Наиболее популярным героем народных сказаний был Ходжа Насреддин, имам XIII века, учитель и доморощенный философ, которому приписывают авторство многих турецких шуток. Вот типичная история, которую обычно рассказывали на голоса, с соответствующими восклицаниями и стонами. Однажды ночью Ходжу Насреддина разбудили выкрики двух мужчин, спорящих перед его домом. Ходжа накрылся одеялом и выбежал наружу разнять спорщиков, начавших уже угощать друг друга тумаками. Однако те, разозлившись на вмешательство постороннего, нещадно избили Ходжу Насреддина и удалились в конце концов с его одеялом. Охая и стеная, Ходжа Насреддин вернулся с несчастным видом в свою комнату, а его жена спросонья поинтересовалась, о чем был спор. «Очевидно, о моем одеяле, – ответил Ходжа Насреддин, – потому что они забрали одеяло и прекратили спорить». Или другая история: Ходжу Насреддина пригласили на семейное торжество, но, когда он пришел в простой одежде, другие гости стали насмехаться над ним, а слуги обращались весьма непочтительно. Ходжа Насреддин быстро вернулся домой и затем снова появился в гостях в роскошном халате. Тогда его встретили с большой предупредительностью и усадили на почетное место. После этого Ходжа Насреддин зачерпнул ложку супа и стал медленно выливать ее содержимое на свой халат, приговаривая: «Ешь, мой халат, ешь! Тебя, а не меня пригласили сюда». О Ходже Насреддине рассказывали тысячи историй, но даже самые старые из них выглядели свежими благодаря способностям и талантам рассказчиков.

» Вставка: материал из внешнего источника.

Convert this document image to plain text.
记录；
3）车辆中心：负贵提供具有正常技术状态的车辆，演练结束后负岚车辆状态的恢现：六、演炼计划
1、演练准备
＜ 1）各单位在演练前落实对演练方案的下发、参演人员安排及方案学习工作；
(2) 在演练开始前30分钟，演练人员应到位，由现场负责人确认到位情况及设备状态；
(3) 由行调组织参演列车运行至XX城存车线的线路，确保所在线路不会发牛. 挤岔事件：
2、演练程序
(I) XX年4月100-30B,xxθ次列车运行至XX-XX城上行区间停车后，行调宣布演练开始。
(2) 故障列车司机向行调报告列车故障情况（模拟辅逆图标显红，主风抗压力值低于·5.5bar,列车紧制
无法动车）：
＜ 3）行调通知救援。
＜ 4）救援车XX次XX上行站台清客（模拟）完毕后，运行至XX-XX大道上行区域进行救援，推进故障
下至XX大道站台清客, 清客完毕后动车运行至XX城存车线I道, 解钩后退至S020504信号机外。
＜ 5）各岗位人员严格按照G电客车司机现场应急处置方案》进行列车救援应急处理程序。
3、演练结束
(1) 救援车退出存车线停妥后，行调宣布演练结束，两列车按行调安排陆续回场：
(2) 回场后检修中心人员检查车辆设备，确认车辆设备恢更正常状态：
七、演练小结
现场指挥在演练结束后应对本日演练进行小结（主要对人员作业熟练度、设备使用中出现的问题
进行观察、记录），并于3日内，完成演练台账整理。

Некоторым из выдающихся скоморохов, имевшим высокие заработки, одинаково удавались и манипулирование в Карагезе, и имитации, и декламации, и практически все виды сценического искусства.

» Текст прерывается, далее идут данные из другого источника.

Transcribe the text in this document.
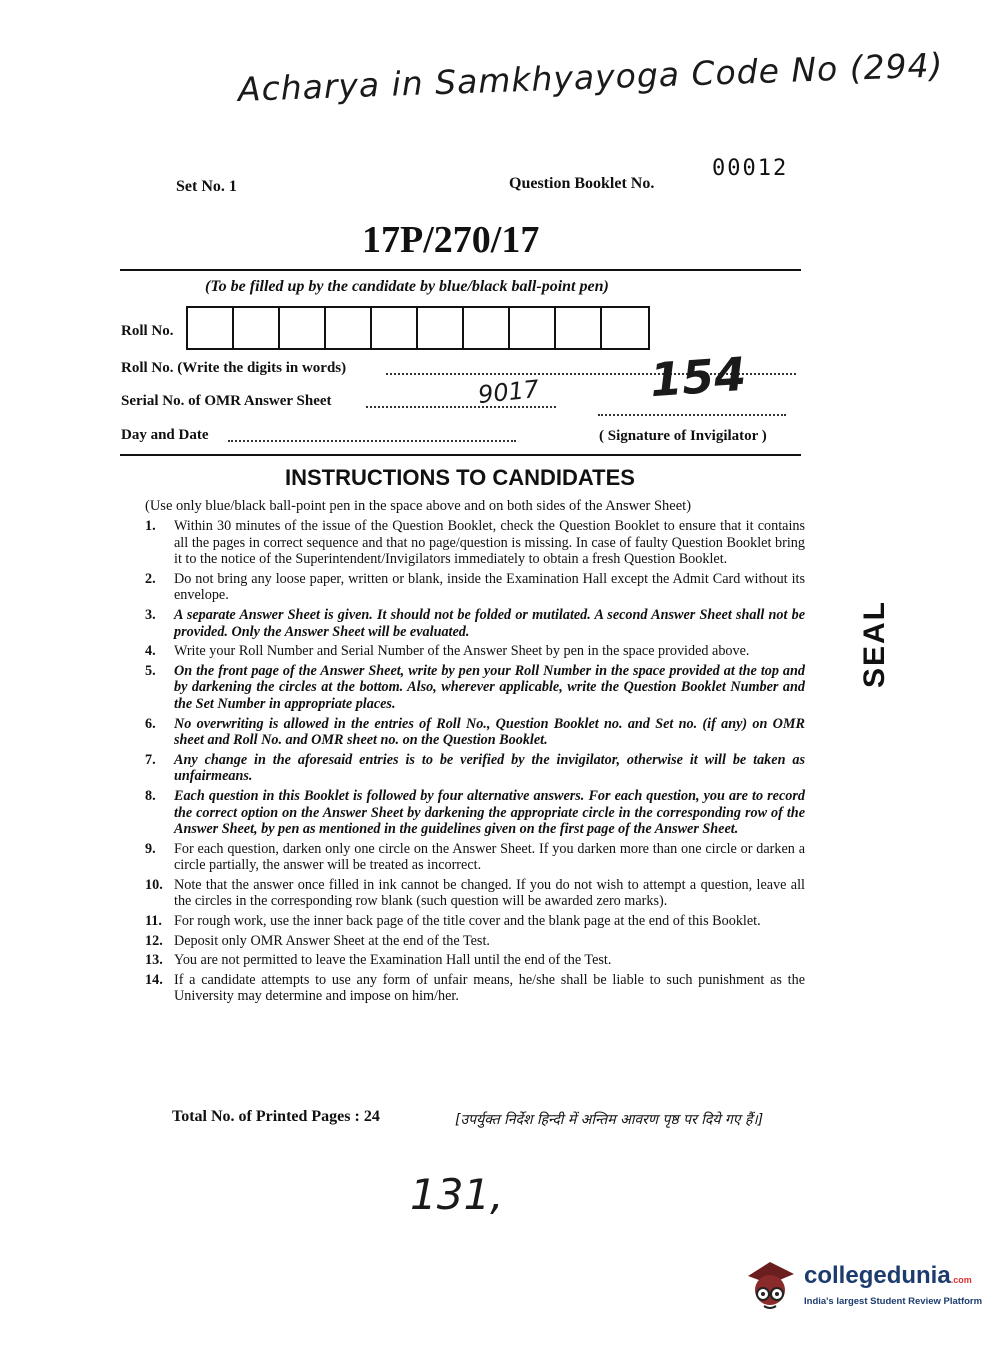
Acharya in Samkhyayoga Code No (294)
Set No. 1	Question Booklet No.
00012
17P/270/17
(To be filled up by the candidate by blue/black ball-point pen)
Roll No.
Roll No. (Write the digits in words)
Serial No. of OMR Answer Sheet	9017 154
Day and Date	( Signature of Invigilator )
INSTRUCTIONS TO CANDIDATES
(Use only blue/black ball-point pen in the space above and on both sides of the Answer Sheet)
1.	Within 30 minutes of the issue of the Question Booklet, check the Question Booklet to ensure that it contains all the pages in correct sequence and that no page/question is missing. In case of faulty Question Booklet bring it to the notice of the Superintendent/Invigilators immediately to obtain a fresh Question Booklet.
2.	Do not bring any loose paper, written or blank, inside the Examination Hall except the Admit Card without its envelope.
3.	A separate Answer Sheet is given. It should not be folded or mutilated. A second Answer Sheet shall not be provided. Only the Answer Sheet will be evaluated.
4.	Write your Roll Number and Serial Number of the Answer Sheet by pen in the space provided above.
5.	On the front page of the Answer Sheet, write by pen your Roll Number in the space provided at the top and by darkening the circles at the bottom. Also, wherever applicable, write the Question Booklet Number and the Set Number in appropriate places.
6.	No overwriting is allowed in the entries of Roll No., Question Booklet no. and Set no. (if any) on OMR sheet and Roll No. and OMR sheet no. on the Question Booklet.
7.	Any change in the aforesaid entries is to be verified by the invigilator, otherwise it will be taken as unfairmeans.
8.	Each question in this Booklet is followed by four alternative answers. For each question, you are to record the correct option on the Answer Sheet by darkening the appropriate circle in the corresponding row of the Answer Sheet, by pen as mentioned in the guidelines given on the first page of the Answer Sheet.
9.	For each question, darken only one circle on the Answer Sheet. If you darken more than one circle or darken a circle partially, the answer will be treated as incorrect.
10. Note that the answer once filled in ink cannot be changed. If you do not wish to attempt a question, leave all the circles in the corresponding row blank (such question will be awarded zero marks).
11. For rough work, use the inner back page of the title cover and the blank page at the end of this Booklet.
12. Deposit only OMR Answer Sheet at the end of the Test.
13. You are not permitted to leave the Examination Hall until the end of the Test.
14. If a candidate attempts to use any form of unfair means, he/she shall be liable to such punishment as the University may determine and impose on him/her.
Total No. of Printed Pages : 24	[उपर्युक्त निर्देश हिन्दी में अन्तिम आवरण पृष्ठ पर दिये गए हैं।]
SEAL
131,
collegedunia.com
India's largest Student Review Platform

Весьма популярны были танцоры, мальчики и девочки, которые принадлежали к конкурирующим труппам и нанимались развлекать публику в общественных кофейнях или частных домах. Танцоров обоего пола называли одинаково – ченги, но мальчики пользовались большим спросом. Они носили длинные локоны, одевались как девочки и допускали во время танца непристойные движения. Ритм отбивали щелканьем пальцев или ударами друг о друга небольших подсобных инструментов, таких, как пара деревянных ложек или палочек. Восхищенные зрители плевали на монеты и приклеивали их к лицам, особенно лбам танцоров, кружившимся около них. Некоторые из этих мальчиков становились чрезвычайно знаменитыми и были объектами завистливого соперничества в тавернах со стороны янычар. Когда мальчишки взрослели и на их подбородках начинала пробиваться бородка, они бросали танцы и становились барабанщиками или обучали новых танцоров, что было для последних серьезным испытанием. Некоторых учили точным движениям головы, рук и ног, подвешивая к потолку в корзинах, которые быстро вращали, чтобы адаптировать танцоров к вращательным движениям. Других учили пантомиме, искусству выражать в танцах таких персонажей, как сборщики налогов и уличные торговцы. Более квалифицированные труппы усиленно натаскивали для выступлений перед избранной аудиторией, группа мальчиков из их числа выступала в серале. Девочки тоже исполняли возбуждающие танцы: они становились на колени, выгибались, не прекращая ритмических движений, до тех пор пока их головы не касались пола. Восторженные зрители приклеивали и к их лбам монеты. Однако эти представления, как правило, предпочитали зрители с невзыскательным вкусом. Среди танцоров имелось немало греческих, армянских, еврейских и цыганских трупп. Они так соперничали друг с другом, что возникали уличные скандалы, порой производившие безобразное впечатление, порой забавлявшие любителей вульгарных зрелищ.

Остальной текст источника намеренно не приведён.